The automated DL models (our proposed DAGMNet, DeepMedic, and Unet) achieved comparable lesion quantification performance to our experienced evaluators, because their agreement with human delineation was close to the interevaluator agreement (Dice: 0.76 ± 0.14, as described in Methods). Among all the tested models, our proposed model showed the highest correlation between the contrast of the predicted lesion and the human-defined lesion, indicating the highest agreement with human evaluation. Still, we noticed circumstantial disagreements of our method with the human evaluators in 24 cases (5% of the testing set), in which the retrospective radiological evaluation favored the results of the automated segmentation, particularly regarding to the boundaries definition (Fig. 7H). Similarly, by reviewing the “false-positive subjects” (cases in which models’ predicted lesions but were initially classified as “not visible” lesions by visual radiological inspection), we identified 29 cases in which the lesion was identified in retrospect, in the light of our method’s prediction (example in Fig. 7I). This illustrates the possible advantages of automated methods in reliability and reproducibility.

In addition to be accurate on lesions detection and segmentation, robust to data perturbs (e.g., DWI artifacts, low-resolution sequences, low signal to noise ratio, heterogeneous datasets), and generalizable to external data, our proposed method is fast: it utilizes half of the memory required by its closest competitor, DeepMedic, inferring lesions in half of the time (less than a minute, in CPUs) (see Table 2).
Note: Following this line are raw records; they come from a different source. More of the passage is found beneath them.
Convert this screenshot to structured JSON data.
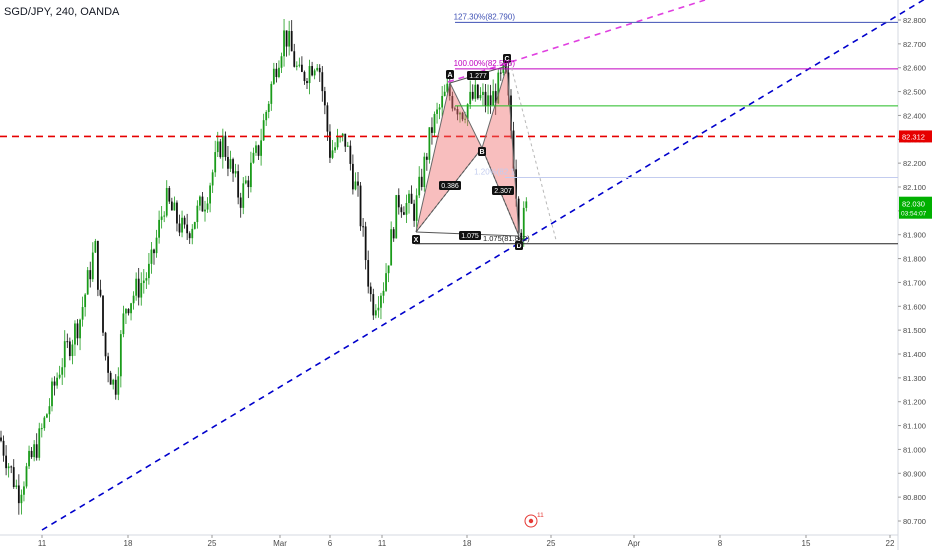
{
  "header": {
    "title": "SGD/JPY, 240, OANDA"
  },
  "chart_data": {
    "type": "candlestick",
    "symbol": "SGD/JPY",
    "interval": "240",
    "source": "OANDA",
    "x_ticks": [
      "11",
      "18",
      "25",
      "Mar",
      "6",
      "11",
      "18",
      "25",
      "Apr",
      "8",
      "15",
      "22"
    ],
    "y_ticks": [
      "82.800",
      "82.700",
      "82.600",
      "82.500",
      "82.400",
      "82.300",
      "82.200",
      "82.100",
      "82.000",
      "81.900",
      "81.800",
      "81.700",
      "81.600",
      "81.500",
      "81.400",
      "81.300",
      "81.200",
      "81.100",
      "81.000",
      "80.900",
      "80.800",
      "80.700"
    ],
    "ylim": [
      80.68,
      82.89
    ],
    "current_price": {
      "value": "82.030",
      "countdown": "03:54:07",
      "color": "#00b000"
    },
    "horizontal_line": {
      "value": "82.312",
      "color": "#e60000"
    },
    "fib_levels": [
      {
        "label": "127.30%(82.790)",
        "value": 82.79,
        "color": "#3f51b5"
      },
      {
        "label": "100.00%(82.595)",
        "value": 82.595,
        "color": "#c000c0"
      },
      {
        "label": "",
        "value": 82.44,
        "color": "#22bb22"
      },
      {
        "label": "1.20%(82.1",
        "value": 82.14,
        "color": "#c3ccef"
      },
      {
        "label": "1.075(81.862)",
        "value": 81.862,
        "color": "#222222"
      }
    ],
    "harmonic_pattern": {
      "points": [
        "X",
        "A",
        "B",
        "C",
        "D"
      ],
      "ratios": [
        "0.386",
        "1.277",
        "2.307",
        "1.075"
      ]
    },
    "trendlines": [
      {
        "name": "rising-support",
        "color": "#0000cc",
        "style": "dashed"
      },
      {
        "name": "pattern-extension",
        "color": "#e040e0",
        "style": "dashed"
      }
    ],
    "event_marker": {
      "label": "11",
      "color": "#e53935"
    }
  }
}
All these factors make it potentially suitable for real-time applications. Regardless of all these advantages, a method has no massive utility if only the developers or highly expert analysts are able to use it. Therefore, we made our method publicly accessible on https://www.nitrc.org/projects/ads51 and ref. 52 and readily useful to run in CPUs with a single command line, and minimal installation requirements. To the best of our knowledge, this study provides the first DL networks for lesion detection and segmentation, trained, and tested over 2000 clinical 3D images, available to users with different levels of access to computational resources and expertise, therefore representing a powerful tool for clinical and translational research.